Ela não chega com nevoeiro ou geada. Não assombra casarões em ruínas nem charnecas varridas por ventos frios do norte. Ela sobe do calor — da pressão de um sol que não oferece abrigo, de florestas tão vivas que parecem respirar, de um solo que absorveu séculos de violência e se recusa a ficar quieto sobre isso. Ela habita espaços onde a fronteira entre os vivos e os mortos nunca foi tão nítida quanto a modernidade europeia preferia acreditar. Ela fala em línguas montadas a partir dos escombros da conquista — português, iorubá, tupi, os crioulos do Caribe, as orações sincréticas que não pertencem a nenhuma fé singular e a todas elas ao mesmo tempo.
Essa escuridão tem um nome. Chama-se Gothic Tropical — e é uma das tradições literárias intelectualmente mais ricas, emocionalmente mais complexas e pedagogicamente mais subutilizadas do mundo.

Uma Definição que Merece Ser Levada a Sério

Gothic Tropical não é uma categoria de marketing. Não é uma nota de rodapé regional da tradição gótica, da forma como se poderia descrever o "Gótico Americano" como uma variação de um tema europeu. É um modo distinto de horror e do inquietante que emerge de condições históricas, geográficas e culturais específicas — condições fundamentalmente diferentes daquelas que produziram a imaginação gótica europeia.
Onde o Gótico europeu é moldado pelo frio, o Gothic Tropical é moldado pelo calor. Onde o Gótico europeu assombra espaços fechados — o castelo, o laboratório, o quarto lacrado —, o Gothic Tropical assombra espaços abertos: a mata que está em todo lugar, o rio sem fim, a plantação cujas fronteiras foram traçadas em sangue e nunca se dissolveram completamente. Onde a ansiedade central do Gótico europeu é frequentemente o retorno do reprimido — o passado irrompendo pela superfície da modernidade racional —, a ansiedade central do Gothic Tropical é que o passado nunca foi embora. Nunca foi para o subsolo. Ele ainda está aqui: na terra, no corpo, nos rituais sincréticos que fundem orixás africanos com santos católicos, nas histórias populares que codificam simultaneamente séculos de conhecimento ecológico e trauma colonial.
Para dizer de forma simples: o Gótico europeu teme o que pode voltar. O Gothic Tropical sabe que nunca foi embora.

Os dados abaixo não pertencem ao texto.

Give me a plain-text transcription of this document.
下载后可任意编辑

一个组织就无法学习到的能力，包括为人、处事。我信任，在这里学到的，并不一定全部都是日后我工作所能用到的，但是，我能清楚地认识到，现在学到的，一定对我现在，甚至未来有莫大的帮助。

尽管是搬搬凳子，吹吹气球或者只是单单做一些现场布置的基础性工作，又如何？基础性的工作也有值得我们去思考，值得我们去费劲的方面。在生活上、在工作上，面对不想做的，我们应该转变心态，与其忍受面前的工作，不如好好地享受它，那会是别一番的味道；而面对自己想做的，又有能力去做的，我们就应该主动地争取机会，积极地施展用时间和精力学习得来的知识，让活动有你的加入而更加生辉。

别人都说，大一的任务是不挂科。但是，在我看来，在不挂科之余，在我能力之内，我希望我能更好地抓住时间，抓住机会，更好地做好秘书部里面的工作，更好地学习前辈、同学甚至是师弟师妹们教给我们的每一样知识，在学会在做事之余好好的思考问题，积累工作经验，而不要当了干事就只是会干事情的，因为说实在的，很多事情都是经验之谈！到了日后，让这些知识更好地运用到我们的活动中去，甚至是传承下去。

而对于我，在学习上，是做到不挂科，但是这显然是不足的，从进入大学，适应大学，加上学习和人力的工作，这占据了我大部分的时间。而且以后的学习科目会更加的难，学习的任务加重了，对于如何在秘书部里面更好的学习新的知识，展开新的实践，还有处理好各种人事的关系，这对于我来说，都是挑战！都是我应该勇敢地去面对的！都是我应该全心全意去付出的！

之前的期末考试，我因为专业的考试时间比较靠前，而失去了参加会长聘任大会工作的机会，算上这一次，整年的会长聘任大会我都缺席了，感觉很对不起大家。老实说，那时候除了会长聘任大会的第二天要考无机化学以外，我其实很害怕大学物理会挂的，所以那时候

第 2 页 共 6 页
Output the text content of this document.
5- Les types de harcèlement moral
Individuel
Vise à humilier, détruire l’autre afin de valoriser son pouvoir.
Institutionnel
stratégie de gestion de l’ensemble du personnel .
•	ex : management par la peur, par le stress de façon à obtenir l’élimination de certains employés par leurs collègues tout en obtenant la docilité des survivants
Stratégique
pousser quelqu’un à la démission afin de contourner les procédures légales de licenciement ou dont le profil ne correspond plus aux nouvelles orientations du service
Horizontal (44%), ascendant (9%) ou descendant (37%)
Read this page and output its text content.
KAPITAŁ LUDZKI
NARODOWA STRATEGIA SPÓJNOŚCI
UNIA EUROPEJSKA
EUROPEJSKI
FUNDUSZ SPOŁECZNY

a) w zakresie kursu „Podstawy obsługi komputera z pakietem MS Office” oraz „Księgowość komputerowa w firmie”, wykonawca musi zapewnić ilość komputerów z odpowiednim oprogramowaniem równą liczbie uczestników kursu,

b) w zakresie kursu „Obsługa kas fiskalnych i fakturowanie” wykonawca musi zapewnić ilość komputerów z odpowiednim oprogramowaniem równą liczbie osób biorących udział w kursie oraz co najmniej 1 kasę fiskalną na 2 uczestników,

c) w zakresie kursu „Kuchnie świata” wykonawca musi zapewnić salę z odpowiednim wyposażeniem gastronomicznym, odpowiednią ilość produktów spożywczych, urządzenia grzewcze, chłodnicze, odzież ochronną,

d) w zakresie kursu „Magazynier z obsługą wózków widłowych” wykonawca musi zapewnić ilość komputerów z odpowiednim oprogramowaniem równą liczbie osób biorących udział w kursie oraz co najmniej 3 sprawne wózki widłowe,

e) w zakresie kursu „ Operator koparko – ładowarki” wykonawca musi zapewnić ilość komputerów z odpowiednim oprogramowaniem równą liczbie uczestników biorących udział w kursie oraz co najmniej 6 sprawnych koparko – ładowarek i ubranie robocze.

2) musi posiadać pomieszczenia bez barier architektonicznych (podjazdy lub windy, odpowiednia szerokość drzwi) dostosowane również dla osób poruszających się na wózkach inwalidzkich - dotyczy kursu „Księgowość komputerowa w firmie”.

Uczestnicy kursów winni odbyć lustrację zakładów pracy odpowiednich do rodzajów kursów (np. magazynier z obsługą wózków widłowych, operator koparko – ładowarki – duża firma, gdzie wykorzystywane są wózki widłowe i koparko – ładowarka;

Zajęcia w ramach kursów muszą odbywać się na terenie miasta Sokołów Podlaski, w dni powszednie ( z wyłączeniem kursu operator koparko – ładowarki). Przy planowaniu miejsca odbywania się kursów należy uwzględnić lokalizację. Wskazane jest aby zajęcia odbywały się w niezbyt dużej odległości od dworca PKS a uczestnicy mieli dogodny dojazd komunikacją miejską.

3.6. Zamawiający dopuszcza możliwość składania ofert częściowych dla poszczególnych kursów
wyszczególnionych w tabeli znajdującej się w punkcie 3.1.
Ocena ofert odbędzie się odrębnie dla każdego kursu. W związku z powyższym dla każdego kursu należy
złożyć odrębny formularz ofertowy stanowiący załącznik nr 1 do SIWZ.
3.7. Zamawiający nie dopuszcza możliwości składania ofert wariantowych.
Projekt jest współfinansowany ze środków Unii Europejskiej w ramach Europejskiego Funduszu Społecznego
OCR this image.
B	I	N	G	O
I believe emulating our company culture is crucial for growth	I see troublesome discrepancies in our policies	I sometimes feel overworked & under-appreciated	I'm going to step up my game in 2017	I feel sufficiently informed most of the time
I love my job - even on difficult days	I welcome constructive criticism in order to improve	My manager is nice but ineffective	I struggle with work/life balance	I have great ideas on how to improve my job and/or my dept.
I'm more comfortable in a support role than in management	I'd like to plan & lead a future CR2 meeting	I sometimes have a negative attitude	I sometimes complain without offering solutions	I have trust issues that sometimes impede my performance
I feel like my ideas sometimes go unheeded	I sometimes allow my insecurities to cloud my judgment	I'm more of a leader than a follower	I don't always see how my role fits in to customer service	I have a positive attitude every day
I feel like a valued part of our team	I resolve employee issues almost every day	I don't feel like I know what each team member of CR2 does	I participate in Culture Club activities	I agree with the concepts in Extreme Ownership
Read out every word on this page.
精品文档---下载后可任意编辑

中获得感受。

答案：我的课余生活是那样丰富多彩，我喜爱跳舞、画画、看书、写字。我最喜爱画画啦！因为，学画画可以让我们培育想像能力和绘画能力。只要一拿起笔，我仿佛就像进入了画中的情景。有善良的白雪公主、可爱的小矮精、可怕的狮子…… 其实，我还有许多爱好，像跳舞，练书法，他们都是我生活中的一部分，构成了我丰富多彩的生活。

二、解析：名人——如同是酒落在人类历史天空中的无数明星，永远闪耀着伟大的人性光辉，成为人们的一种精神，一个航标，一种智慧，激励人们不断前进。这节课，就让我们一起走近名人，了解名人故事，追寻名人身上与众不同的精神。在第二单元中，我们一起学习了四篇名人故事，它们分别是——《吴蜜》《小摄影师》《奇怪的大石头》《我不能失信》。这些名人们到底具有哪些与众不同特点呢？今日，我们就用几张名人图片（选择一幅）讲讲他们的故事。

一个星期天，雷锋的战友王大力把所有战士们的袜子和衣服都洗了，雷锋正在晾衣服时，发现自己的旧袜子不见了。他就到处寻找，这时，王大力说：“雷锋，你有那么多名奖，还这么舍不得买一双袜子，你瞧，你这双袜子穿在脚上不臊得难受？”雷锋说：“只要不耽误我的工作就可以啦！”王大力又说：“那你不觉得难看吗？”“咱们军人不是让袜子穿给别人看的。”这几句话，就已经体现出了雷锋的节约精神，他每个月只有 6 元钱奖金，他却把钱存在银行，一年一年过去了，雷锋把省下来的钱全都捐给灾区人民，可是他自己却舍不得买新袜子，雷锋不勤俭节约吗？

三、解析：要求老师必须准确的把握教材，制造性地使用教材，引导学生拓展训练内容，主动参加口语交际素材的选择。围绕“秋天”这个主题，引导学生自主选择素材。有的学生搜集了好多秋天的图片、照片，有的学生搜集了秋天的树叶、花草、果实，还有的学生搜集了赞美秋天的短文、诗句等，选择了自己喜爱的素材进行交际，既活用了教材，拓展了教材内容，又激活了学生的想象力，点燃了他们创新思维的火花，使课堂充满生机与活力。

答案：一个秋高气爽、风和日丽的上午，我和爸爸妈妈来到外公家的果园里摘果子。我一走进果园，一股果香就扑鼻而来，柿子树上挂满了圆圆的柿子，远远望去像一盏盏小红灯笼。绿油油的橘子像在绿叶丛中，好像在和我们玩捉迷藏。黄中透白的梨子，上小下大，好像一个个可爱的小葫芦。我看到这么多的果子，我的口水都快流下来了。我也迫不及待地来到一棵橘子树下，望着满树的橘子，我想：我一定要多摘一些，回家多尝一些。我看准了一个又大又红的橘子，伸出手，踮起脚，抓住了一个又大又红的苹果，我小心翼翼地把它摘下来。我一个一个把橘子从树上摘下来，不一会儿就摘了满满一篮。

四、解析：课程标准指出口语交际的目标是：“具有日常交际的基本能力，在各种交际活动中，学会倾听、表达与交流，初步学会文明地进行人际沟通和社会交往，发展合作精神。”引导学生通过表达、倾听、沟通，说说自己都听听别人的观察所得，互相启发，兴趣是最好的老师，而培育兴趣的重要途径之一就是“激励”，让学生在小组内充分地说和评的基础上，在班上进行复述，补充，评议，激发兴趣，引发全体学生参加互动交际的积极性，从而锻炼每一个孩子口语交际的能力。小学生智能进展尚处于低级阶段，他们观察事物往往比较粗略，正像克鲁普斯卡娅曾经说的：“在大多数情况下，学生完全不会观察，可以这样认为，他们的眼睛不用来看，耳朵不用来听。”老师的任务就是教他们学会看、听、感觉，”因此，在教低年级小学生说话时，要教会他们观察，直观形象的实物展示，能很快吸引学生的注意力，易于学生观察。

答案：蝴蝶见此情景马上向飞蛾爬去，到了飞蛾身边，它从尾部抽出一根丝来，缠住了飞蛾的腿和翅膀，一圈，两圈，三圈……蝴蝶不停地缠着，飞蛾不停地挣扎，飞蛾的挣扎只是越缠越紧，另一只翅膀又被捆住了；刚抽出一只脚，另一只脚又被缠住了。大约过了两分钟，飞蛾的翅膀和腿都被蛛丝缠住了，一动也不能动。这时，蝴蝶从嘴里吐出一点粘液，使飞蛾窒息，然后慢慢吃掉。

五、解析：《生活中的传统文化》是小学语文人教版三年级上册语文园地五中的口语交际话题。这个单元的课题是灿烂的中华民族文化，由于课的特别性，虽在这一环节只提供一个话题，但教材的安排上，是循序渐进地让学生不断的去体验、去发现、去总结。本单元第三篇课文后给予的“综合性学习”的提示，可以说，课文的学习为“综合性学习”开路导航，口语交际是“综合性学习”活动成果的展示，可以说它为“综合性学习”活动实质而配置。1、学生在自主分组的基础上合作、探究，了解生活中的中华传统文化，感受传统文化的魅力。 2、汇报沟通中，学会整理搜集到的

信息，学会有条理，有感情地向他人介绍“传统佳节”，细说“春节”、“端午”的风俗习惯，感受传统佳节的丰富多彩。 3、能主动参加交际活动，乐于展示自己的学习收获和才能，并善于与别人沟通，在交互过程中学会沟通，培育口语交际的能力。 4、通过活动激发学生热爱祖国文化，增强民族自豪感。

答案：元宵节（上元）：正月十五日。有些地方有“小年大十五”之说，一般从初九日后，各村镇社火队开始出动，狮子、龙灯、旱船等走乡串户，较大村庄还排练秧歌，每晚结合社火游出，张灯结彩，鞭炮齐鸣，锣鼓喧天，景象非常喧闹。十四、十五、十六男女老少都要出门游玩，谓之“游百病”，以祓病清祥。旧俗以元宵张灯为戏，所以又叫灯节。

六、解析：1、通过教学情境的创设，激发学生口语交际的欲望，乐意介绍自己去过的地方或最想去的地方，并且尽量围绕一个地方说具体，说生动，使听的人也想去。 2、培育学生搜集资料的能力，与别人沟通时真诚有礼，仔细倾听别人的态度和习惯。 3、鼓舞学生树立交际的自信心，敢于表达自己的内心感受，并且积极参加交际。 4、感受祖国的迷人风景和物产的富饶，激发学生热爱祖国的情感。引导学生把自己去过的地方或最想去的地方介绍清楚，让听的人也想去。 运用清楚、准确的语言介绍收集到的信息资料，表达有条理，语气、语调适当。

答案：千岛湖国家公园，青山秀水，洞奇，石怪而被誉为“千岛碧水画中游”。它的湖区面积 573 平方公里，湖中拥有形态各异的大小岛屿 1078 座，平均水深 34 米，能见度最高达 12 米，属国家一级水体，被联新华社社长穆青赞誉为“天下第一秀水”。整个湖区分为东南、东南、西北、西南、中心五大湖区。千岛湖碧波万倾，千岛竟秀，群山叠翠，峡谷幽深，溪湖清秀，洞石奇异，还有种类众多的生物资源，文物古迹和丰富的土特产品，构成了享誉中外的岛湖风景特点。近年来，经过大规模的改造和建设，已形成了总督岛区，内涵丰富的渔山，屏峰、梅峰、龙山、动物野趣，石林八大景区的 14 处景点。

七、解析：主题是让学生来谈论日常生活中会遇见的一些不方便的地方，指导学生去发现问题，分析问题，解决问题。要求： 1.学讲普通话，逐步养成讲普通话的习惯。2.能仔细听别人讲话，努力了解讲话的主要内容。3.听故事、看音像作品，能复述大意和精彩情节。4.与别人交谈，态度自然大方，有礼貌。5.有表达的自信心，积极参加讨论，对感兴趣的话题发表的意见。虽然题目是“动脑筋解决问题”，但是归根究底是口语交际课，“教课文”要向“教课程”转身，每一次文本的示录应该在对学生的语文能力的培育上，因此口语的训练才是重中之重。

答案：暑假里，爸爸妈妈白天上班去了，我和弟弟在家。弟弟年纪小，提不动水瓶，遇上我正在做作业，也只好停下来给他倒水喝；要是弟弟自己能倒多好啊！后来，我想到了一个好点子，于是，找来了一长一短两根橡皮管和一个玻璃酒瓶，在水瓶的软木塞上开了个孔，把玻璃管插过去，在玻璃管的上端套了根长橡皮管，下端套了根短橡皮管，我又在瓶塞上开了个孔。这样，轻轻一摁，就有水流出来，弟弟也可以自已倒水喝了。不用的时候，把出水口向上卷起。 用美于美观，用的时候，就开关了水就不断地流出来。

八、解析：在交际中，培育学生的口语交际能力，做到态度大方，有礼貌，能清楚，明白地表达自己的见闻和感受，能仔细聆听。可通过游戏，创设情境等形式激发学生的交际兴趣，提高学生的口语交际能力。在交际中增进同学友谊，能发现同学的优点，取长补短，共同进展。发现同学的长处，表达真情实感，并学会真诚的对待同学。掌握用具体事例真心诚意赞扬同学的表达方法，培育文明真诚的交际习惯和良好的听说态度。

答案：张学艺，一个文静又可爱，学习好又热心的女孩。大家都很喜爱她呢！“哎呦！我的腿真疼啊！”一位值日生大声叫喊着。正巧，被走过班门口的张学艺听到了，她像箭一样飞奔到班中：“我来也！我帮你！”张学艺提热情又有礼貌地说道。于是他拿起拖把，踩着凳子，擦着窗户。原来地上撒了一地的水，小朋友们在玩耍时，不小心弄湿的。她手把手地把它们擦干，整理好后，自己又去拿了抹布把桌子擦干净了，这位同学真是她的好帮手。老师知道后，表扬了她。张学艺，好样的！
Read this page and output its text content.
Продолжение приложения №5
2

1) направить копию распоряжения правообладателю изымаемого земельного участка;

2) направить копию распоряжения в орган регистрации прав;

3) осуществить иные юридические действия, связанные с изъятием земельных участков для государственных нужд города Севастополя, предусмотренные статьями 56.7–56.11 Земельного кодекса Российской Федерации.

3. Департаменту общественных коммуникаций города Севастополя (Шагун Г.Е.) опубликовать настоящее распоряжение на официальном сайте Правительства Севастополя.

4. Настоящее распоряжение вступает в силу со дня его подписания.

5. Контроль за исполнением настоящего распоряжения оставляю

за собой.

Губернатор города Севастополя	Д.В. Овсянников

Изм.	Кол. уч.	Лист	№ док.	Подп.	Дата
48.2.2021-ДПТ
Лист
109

As Condições que o Criaram

O Gothic Tropical não emergiu de um movimento estético ou de uma escola literária. Emergiu da história — especificamente, da história do colonialismo nas regiões tropicais, e do tipo particular de mundo que o colonialismo produziu.
Considere o que o colonialismo produziu no Brasil, no Caribe, na África Ocidental, no Sudeste Asiático: a colisão violenta de cosmologias radicalmente diferentes. As relações indígenas com a terra, o espírito e o mundo não humano. As tradições espirituais africanas transplantadas pelo Atlântico, transformadas sob a escravidão e, ainda assim, sobreviventes — não intactas, mas sobreviventes. O Cristianismo europeu imposto como único quadro legítimo de significado, enquanto tudo o que excedia esse quadro continuava a operar nas sombras — nos quilombos, nos terreiros, nas histórias contadas depois do escurecer.
Dessa colisão nasceu algo extraordinário: uma cultura do inquietante que não é emprestada do Gótico europeu, mas paralela a ele — e em muitos aspectos mais filosoficamente complexa. Os orixás do Candomblé não são demônios no sentido cristão: são forças, presenças, inteligências que existem em relação com os vivos. Os guardiões florestais da tradição indígena brasileira não são monstros no sentido europeu: são agentes morais, executores de uma ética que antecede e excede a lei colonial. A morte, nessas tradições, não é uma fronteira — é uma membrana permeável. Os mortos não foram embora; estão localizados de outra forma.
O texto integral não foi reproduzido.